25

I would like to use gsub to replace every occurrence of a backslash in a string with 2 backslashes.

Currently, what I have I tried is gsub("\\\\", "\\", x). This doesn't seem to work though. However, if I change the expression to instead replace each backslash with "a", it works fine.

> gsub("\\\\", "\\", "\\")
[1] ""
> gsub("\\\\", "a", "\\")
[1] "a"
> gsub("\\\\", "\\\\", "\\")
[1] "\\"

The last character is only a single backslash; R just prints 2 because it prints escaped characters with the backslash. Using nchar confirms that the length is 1.

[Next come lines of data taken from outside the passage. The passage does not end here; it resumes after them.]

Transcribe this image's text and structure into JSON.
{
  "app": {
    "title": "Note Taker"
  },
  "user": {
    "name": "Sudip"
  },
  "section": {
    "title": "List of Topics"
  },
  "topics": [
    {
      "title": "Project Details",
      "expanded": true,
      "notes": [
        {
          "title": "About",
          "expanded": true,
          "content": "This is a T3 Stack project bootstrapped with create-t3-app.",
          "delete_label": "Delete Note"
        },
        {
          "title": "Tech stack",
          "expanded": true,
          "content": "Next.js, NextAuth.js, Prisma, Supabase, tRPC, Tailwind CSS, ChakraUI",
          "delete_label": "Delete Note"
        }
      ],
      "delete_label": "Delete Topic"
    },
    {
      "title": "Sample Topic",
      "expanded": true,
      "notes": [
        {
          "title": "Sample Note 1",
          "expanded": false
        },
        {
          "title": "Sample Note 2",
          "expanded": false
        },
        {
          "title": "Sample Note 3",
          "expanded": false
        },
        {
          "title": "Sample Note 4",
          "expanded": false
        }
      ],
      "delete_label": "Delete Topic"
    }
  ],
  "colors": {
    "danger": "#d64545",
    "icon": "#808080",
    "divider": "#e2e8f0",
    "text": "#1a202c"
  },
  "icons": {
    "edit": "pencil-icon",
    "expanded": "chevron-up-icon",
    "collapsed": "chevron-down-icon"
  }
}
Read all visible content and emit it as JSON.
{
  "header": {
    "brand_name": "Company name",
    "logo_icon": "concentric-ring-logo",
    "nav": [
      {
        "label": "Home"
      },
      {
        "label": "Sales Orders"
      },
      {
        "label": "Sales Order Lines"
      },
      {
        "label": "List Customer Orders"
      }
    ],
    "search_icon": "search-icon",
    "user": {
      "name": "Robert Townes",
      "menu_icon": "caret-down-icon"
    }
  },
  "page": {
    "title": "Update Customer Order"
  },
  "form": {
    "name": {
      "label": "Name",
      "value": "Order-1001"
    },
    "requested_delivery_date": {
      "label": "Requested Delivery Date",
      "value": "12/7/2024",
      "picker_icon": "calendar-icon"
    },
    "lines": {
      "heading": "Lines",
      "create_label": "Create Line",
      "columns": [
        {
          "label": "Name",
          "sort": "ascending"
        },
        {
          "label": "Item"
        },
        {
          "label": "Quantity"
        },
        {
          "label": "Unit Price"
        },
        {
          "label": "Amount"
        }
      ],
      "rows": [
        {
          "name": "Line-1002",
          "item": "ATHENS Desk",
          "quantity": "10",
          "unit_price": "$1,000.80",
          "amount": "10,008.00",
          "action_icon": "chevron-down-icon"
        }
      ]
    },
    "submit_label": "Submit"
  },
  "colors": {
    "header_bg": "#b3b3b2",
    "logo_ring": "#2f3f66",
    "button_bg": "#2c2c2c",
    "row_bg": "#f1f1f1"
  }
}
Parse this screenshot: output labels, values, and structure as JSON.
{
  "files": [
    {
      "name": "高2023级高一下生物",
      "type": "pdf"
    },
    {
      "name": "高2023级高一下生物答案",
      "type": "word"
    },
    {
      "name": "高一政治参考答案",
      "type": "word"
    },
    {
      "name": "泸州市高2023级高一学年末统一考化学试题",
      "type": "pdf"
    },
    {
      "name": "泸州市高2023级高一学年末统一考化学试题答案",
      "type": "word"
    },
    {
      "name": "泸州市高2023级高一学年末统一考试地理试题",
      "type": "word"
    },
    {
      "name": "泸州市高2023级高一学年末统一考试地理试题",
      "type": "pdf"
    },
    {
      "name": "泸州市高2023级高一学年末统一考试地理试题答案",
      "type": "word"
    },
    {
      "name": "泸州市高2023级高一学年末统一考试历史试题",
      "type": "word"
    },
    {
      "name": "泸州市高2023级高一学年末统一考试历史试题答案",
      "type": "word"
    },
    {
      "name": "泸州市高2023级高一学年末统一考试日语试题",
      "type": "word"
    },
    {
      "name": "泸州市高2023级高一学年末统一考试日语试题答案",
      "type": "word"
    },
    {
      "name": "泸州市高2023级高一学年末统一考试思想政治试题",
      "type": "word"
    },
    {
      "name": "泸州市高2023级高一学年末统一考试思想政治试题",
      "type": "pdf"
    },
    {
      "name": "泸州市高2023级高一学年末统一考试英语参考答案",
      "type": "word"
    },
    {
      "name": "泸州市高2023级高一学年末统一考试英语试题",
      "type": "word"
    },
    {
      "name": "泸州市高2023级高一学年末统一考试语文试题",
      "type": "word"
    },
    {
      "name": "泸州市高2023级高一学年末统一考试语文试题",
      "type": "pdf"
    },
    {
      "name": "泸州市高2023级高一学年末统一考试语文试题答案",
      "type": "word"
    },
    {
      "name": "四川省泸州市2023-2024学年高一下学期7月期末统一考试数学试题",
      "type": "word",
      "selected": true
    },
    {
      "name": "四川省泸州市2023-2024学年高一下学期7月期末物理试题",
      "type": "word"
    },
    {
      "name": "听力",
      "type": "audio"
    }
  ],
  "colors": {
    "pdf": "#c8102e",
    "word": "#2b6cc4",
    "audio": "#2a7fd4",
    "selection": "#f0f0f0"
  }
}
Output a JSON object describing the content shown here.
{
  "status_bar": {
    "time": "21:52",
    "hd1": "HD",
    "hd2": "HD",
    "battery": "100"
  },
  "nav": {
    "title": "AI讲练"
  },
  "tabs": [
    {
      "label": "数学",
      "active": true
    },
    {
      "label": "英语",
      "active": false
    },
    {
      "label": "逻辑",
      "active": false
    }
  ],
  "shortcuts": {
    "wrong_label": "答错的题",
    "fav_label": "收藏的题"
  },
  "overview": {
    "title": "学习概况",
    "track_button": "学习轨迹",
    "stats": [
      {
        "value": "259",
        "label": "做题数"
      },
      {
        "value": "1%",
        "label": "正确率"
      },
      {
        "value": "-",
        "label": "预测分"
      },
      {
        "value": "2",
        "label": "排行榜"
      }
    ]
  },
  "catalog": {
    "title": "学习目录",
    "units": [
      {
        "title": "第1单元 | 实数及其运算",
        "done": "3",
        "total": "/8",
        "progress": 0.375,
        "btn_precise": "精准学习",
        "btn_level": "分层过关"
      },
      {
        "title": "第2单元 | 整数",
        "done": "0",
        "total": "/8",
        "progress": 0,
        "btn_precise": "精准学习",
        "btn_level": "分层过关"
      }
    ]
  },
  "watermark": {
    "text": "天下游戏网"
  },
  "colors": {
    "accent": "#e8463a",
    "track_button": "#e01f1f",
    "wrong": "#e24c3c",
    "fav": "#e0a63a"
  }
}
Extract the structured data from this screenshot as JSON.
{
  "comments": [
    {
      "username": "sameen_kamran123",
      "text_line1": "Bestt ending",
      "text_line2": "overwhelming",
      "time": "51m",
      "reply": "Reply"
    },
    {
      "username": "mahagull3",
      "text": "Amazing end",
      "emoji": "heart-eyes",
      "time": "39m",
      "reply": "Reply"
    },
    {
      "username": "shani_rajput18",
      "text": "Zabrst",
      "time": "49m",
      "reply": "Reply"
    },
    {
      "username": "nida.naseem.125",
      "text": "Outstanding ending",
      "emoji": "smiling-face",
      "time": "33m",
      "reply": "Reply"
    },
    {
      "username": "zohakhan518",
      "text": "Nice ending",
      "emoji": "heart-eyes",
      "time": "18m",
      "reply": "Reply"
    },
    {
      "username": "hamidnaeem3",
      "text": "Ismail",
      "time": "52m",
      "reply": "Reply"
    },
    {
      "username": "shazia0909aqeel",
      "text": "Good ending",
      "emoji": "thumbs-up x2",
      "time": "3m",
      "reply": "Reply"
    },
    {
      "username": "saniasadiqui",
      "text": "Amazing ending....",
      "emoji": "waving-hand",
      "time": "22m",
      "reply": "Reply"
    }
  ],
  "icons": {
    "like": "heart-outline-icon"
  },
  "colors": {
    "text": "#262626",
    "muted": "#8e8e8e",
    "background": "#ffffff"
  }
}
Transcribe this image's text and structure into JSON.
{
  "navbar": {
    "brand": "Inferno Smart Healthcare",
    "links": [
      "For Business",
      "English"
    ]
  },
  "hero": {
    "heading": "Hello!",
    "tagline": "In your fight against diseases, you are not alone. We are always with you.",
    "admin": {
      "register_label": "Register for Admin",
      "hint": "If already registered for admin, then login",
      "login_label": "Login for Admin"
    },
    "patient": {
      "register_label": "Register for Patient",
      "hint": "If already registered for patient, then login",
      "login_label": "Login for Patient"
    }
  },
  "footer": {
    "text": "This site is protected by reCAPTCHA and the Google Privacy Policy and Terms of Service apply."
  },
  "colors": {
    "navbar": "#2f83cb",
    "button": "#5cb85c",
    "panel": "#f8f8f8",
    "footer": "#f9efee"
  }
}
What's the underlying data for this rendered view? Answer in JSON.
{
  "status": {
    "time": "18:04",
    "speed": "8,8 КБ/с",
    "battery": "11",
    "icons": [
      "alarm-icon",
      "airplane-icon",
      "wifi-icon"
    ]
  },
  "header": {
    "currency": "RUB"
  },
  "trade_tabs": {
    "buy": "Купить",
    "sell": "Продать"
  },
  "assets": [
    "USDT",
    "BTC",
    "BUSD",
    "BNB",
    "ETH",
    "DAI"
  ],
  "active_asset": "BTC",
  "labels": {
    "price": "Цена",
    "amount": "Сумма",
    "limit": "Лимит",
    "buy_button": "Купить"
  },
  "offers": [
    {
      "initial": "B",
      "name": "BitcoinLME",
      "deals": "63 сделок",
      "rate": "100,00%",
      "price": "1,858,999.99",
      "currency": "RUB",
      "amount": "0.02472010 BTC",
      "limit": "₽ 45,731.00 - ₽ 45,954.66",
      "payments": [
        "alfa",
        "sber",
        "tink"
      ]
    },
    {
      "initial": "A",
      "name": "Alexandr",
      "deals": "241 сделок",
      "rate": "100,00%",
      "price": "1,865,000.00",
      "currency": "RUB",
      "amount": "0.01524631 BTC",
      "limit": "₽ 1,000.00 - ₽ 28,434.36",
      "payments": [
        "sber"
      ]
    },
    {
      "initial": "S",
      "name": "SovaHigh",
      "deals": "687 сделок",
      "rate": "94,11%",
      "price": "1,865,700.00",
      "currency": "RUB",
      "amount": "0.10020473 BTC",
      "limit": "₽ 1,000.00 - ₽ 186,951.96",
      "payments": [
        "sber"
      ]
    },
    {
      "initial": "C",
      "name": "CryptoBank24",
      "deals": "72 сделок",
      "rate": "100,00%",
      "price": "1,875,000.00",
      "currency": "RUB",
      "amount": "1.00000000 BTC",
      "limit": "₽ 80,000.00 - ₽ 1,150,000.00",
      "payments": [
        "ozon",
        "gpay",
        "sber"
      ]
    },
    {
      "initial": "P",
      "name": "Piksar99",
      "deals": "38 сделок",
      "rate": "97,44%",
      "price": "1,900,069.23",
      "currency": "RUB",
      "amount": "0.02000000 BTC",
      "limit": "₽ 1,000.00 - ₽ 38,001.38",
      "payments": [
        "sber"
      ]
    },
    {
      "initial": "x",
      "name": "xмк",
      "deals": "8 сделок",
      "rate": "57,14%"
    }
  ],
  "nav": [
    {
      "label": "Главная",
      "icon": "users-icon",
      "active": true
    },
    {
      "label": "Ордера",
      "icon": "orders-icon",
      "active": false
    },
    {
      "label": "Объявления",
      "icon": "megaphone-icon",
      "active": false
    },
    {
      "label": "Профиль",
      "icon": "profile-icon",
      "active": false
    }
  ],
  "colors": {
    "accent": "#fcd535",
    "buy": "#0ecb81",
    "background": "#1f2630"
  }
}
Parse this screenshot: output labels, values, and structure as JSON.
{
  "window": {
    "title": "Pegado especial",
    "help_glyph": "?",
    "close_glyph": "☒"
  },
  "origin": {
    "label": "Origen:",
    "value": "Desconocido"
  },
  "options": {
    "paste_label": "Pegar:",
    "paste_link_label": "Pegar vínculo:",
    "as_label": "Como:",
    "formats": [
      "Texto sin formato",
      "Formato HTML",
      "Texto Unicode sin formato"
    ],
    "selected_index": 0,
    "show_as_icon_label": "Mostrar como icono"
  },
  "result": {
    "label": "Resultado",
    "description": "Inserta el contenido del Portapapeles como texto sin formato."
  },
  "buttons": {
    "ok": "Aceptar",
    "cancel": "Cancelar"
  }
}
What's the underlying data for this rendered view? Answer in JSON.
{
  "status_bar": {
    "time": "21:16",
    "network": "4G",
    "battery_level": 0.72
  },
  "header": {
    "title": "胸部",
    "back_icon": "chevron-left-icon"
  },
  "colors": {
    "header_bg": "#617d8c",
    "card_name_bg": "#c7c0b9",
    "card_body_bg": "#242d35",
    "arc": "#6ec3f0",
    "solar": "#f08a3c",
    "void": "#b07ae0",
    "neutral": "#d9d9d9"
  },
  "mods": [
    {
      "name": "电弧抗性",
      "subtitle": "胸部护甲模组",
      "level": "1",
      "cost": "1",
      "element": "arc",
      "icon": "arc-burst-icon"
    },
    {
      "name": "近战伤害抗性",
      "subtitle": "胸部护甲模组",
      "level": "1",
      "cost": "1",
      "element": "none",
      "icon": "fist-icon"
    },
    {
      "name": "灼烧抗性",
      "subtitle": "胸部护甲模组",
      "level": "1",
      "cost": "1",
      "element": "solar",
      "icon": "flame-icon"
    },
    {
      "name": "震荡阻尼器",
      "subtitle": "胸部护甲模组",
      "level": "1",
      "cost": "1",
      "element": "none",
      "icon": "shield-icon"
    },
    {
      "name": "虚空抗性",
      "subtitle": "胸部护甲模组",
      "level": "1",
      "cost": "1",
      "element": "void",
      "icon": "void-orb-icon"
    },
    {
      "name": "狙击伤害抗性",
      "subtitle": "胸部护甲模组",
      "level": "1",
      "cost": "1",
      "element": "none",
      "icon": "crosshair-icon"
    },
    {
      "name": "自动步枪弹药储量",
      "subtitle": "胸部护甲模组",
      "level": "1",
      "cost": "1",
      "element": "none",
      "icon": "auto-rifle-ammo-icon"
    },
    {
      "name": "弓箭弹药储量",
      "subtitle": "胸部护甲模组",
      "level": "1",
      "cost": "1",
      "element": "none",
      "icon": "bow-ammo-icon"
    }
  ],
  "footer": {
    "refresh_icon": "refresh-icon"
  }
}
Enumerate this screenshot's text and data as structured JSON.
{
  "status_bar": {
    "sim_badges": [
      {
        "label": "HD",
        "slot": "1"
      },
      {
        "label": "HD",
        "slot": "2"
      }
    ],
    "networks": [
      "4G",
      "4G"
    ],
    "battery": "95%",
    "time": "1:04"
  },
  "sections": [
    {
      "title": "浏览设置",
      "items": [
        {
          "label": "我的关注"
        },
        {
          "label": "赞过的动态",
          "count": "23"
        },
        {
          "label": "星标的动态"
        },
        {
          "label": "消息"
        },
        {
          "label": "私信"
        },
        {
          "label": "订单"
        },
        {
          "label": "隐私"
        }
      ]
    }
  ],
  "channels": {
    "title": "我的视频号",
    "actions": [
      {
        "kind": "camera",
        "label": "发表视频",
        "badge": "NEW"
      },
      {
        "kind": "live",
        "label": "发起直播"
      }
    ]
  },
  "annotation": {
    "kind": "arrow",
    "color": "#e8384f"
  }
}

What causes this functionality? The second argument to gsub isn't a regular expression, so having 4 backslashes in the string literal should be converted to a character with 2 backslashes. It makes even less sense that the first gsub call above returns an empty string.

Jon Claus
  • 2,862
  • 4
  • 22
  • 33
  • 1
    I think you have your parameter order confused. The first parameter is what you're looking for. So if you want to replace every slash with two, don't you want: `gsub("\\\\", "\\\\\\\\", x)`? Also, if you `cat()` the value rather than using the default implicit `print()`, you don't see the escaped part of the slash. – MrFlick Dec 15 '14 at 19:54
  • See also [here](http://stackoverflow.com/questions/11806501/backslash-in-r-string) – David Arenburg Dec 15 '14 at 20:18

1 Answers1

50

Here's what you need:

gsub("\\\\", "\\\\\\\\", "\\")
[1] "\\\\"

The reason that you need four backslashes to represent one literal backslash is that "\" is an escape character in both R strings and for the regex engine to which you're ultimately passing your patterns. If you were talking directly to the regex engine, you'd use "\\" to indicate a literal backslash. But in order to get R to pass "\\" on to the regex engine, you need to type "\\\\".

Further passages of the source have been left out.